Project Nayuki


Lowest SHA-512 value by brute force

Lowest SHA-512 program running screenshot

I encountered a competition to find an ASCII string with a SHA-512 hash value as low as possible (or the most number of leading zeros). So I accepted the challenge and built a brute-force search program in C, based on my fast SHA-512 implementation in x86-64 assembly. Additionally, I rewrote SHA-512 in vectorized form to do dual and quad SHA-512 hashing using x86 AVX instructions, and implemented multithreading with pthreads.

Source code

C + x86-64 AVX (dual SHA-512)

Download: lowest-sha512-dual-pthread.c, sha512-64-avx.S

Compile: cc -pthread -O1 lowest-sha512-dual-pthread.c sha512-64-avx.S -o lowest-sha512-dual-pthread

This uses the 128-bit XMM registers to compute two simultaneous instances of the SHA-512 hash function per thread. The program prints abbreviated hashes to standard error and full hashes to standard output (intended for logging).

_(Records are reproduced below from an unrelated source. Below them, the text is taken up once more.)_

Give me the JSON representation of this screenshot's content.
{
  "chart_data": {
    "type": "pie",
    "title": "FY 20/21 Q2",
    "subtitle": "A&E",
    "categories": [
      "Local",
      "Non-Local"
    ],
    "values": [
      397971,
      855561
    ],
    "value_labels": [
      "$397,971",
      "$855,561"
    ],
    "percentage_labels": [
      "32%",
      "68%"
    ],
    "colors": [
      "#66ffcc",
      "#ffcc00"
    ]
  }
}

C + x86-64 AVX2 (quad SHA-512)

Download: lowest-sha512-quad-pthread.c, sha512-64-avx2.S

Compile: cc -pthread -O1 lowest-sha512-quad-pthread.c sha512-64-avx2.S -o lowest-sha512-quad-pthread

This uses the 256-bit YMM registers to compute four simultaneous instances of the SHA-512 hash function per thread. The program prints abbreviated hashes to standard error and full hashes to standard output (intended for logging).

C (portable)

Download: lowest-sha512.c

Compile: cc -O1 lowest-sha512.c -o lowest-sha512

This C code is portable, not depending on the x86 machine architecture and forgoes multithreading. Though it’s not very fast, the code illustrates my core ideas invovled in this brute-force hashing program and contains fewer minute details than the optimized versions.

Python

Download: lowest-sha512.py

This highly simplified program demonstrates the core of what the C programs are doing. The program prints abbreviated hashes to standard output only. Compatible with Python 2 and 3.

Notes

  • The 3-operand arithmetic introduced in AVX is a welcome change from x86’s classic 2-operand form. I had to change my habits and refrain from writing MOV instructions a few times (e.g. because bit shifting is no longer destructive), but overall the clarity of the code is improved.

  • The code is only available for Linux x86-64 because more than 8 registers are needed in the hash computation. x86-32 can be supported, but the code would need numerous register spills, making it inefficient.

  • For those who have CPUs that don’t support AVX or AVX2, you can still compile the code, download the Intel Software Development Emulator, and run the binaries under the SDE to verify that they work – albeit at a slowdown factor of about 1000×. (In fact, I developed the quad/AVX2 version using the SDE, because AVX2 is only supported since Intel Haswell (year 2013) and I didn’t have access to such a new CPU in March 2014.)